Il existe plusieurs types de bridges selon leur modèle de confiance. Les bridges centralisés (comme les bridges d’exchanges) reposent sur un intermédiaire de confiance. Les bridges multisig (comme Multichain, Wormhole) utilisent un groupe de validateurs qui signent les transactions cross-chain. Les bridges optimistes (comme Across) supposent les transactions valides sauf preuve contraire. Les bridges à preuve de validité (comme zkBridge) utilisent des preuves cryptographiques zero-knowledge pour vérifier les transactions.

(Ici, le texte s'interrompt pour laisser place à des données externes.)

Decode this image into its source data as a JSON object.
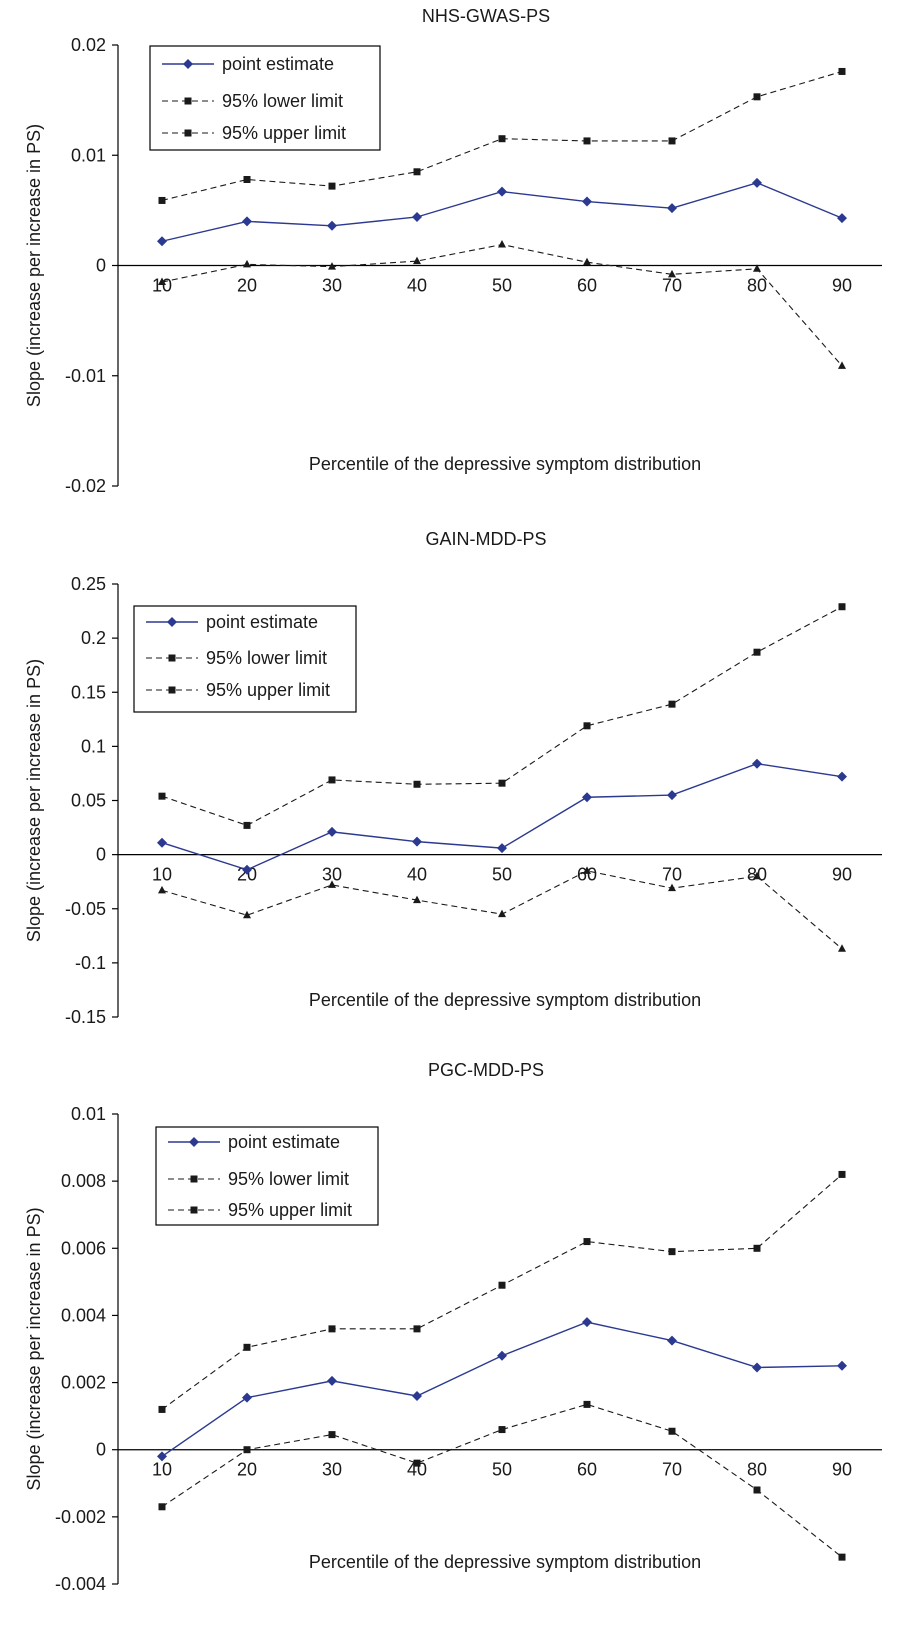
{
  "chart_data": [
    {
      "type": "line",
      "title": "NHS-GWAS-PS",
      "xlabel": "Percentile of the depressive symptom distribution",
      "ylabel": "Slope (increase per increase in PS)",
      "categories": [
        "10",
        "20",
        "30",
        "40",
        "50",
        "60",
        "70",
        "80",
        "90"
      ],
      "ylim": [
        -0.02,
        0.02
      ],
      "yticks": [
        "0.02",
        "0.01",
        "0",
        "-0.01",
        "-0.02"
      ],
      "ytick_values": [
        0.02,
        0.01,
        0,
        -0.01,
        -0.02
      ],
      "legend_position": "top-left",
      "series": [
        {
          "name": "point estimate",
          "color": "#2b3990",
          "marker": "diamond",
          "dash": "solid",
          "values": [
            0.0022,
            0.004,
            0.0036,
            0.0044,
            0.0067,
            0.0058,
            0.0052,
            0.0075,
            0.0043
          ]
        },
        {
          "name": "95% lower limit",
          "color": "#1a1a1a",
          "marker": "triangle",
          "dash": "dashed",
          "values": [
            -0.0015,
            0.0001,
            -0.0001,
            0.0004,
            0.0019,
            0.0003,
            -0.0008,
            -0.0003,
            -0.0091
          ]
        },
        {
          "name": "95% upper limit",
          "color": "#1a1a1a",
          "marker": "square",
          "dash": "dashed",
          "values": [
            0.0059,
            0.0078,
            0.0072,
            0.0085,
            0.0115,
            0.0113,
            0.0113,
            0.0153,
            0.0176
          ]
        }
      ]
    },
    {
      "type": "line",
      "title": "GAIN-MDD-PS",
      "xlabel": "Percentile of the depressive symptom distribution",
      "ylabel": "Slope (increase per increase in PS)",
      "categories": [
        "10",
        "20",
        "30",
        "40",
        "50",
        "60",
        "70",
        "80",
        "90"
      ],
      "ylim": [
        -0.15,
        0.25
      ],
      "yticks": [
        "0.25",
        "0.2",
        "0.15",
        "0.1",
        "0.05",
        "0",
        "-0.05",
        "-0.1",
        "-0.15"
      ],
      "ytick_values": [
        0.25,
        0.2,
        0.15,
        0.1,
        0.05,
        0,
        -0.05,
        -0.1,
        -0.15
      ],
      "legend_position": "top-left",
      "series": [
        {
          "name": "point estimate",
          "color": "#2b3990",
          "marker": "diamond",
          "dash": "solid",
          "values": [
            0.011,
            -0.014,
            0.021,
            0.012,
            0.006,
            0.053,
            0.055,
            0.084,
            0.072
          ]
        },
        {
          "name": "95% lower limit",
          "color": "#1a1a1a",
          "marker": "triangle",
          "dash": "dashed",
          "values": [
            -0.033,
            -0.056,
            -0.028,
            -0.042,
            -0.055,
            -0.015,
            -0.031,
            -0.02,
            -0.087
          ]
        },
        {
          "name": "95% upper limit",
          "color": "#1a1a1a",
          "marker": "square",
          "dash": "dashed",
          "values": [
            0.054,
            0.027,
            0.069,
            0.065,
            0.066,
            0.119,
            0.139,
            0.187,
            0.229
          ]
        }
      ]
    },
    {
      "type": "line",
      "title": "PGC-MDD-PS",
      "xlabel": "Percentile of the depressive symptom distribution",
      "ylabel": "Slope (increase per increase in PS)",
      "categories": [
        "10",
        "20",
        "30",
        "40",
        "50",
        "60",
        "70",
        "80",
        "90"
      ],
      "ylim": [
        -0.004,
        0.01
      ],
      "yticks": [
        "0.01",
        "0.008",
        "0.006",
        "0.004",
        "0.002",
        "0",
        "-0.002",
        "-0.004"
      ],
      "ytick_values": [
        0.01,
        0.008,
        0.006,
        0.004,
        0.002,
        0,
        -0.002,
        -0.004
      ],
      "legend_position": "top-left",
      "series": [
        {
          "name": "point estimate",
          "color": "#2b3990",
          "marker": "diamond",
          "dash": "solid",
          "values": [
            -0.0002,
            0.00155,
            0.00205,
            0.0016,
            0.0028,
            0.0038,
            0.00325,
            0.00245,
            0.0025
          ]
        },
        {
          "name": "95% lower limit",
          "color": "#1a1a1a",
          "marker": "square",
          "dash": "dashed",
          "values": [
            -0.0017,
            0.0,
            0.00045,
            -0.0004,
            0.0006,
            0.00135,
            0.00055,
            -0.0012,
            -0.0032
          ]
        },
        {
          "name": "95% upper limit",
          "color": "#1a1a1a",
          "marker": "square",
          "dash": "dashed",
          "values": [
            0.0012,
            0.00305,
            0.0036,
            0.0036,
            0.0049,
            0.0062,
            0.0059,
            0.006,
            0.0082
          ]
        }
      ]
    }
  ]
}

Les bridges sont parmi les cibles les plus lucratives pour les hackers. Les attaques sur Ronin Bridge (625M$), Wormhole (320M$), Nomad (190M$) et Harmony Horizon (100M$) figurent parmi les plus gros hacks de l’histoire crypto. La surface d’attaque est large : smart contracts complexes, clés de validateurs compromises, bugs dans la logique de vérification.
Malgré les risques, les bridges sont indispensables dans un écosystème multi-chaînes. Les solutions évoluent vers des approches plus sûres : bridges natifs des Layer 2 (rollups), intent-based bridges (Across, Connext), et bridges utilisant des preuves ZK qui ne nécessitent aucune confiance dans des validateurs tiers.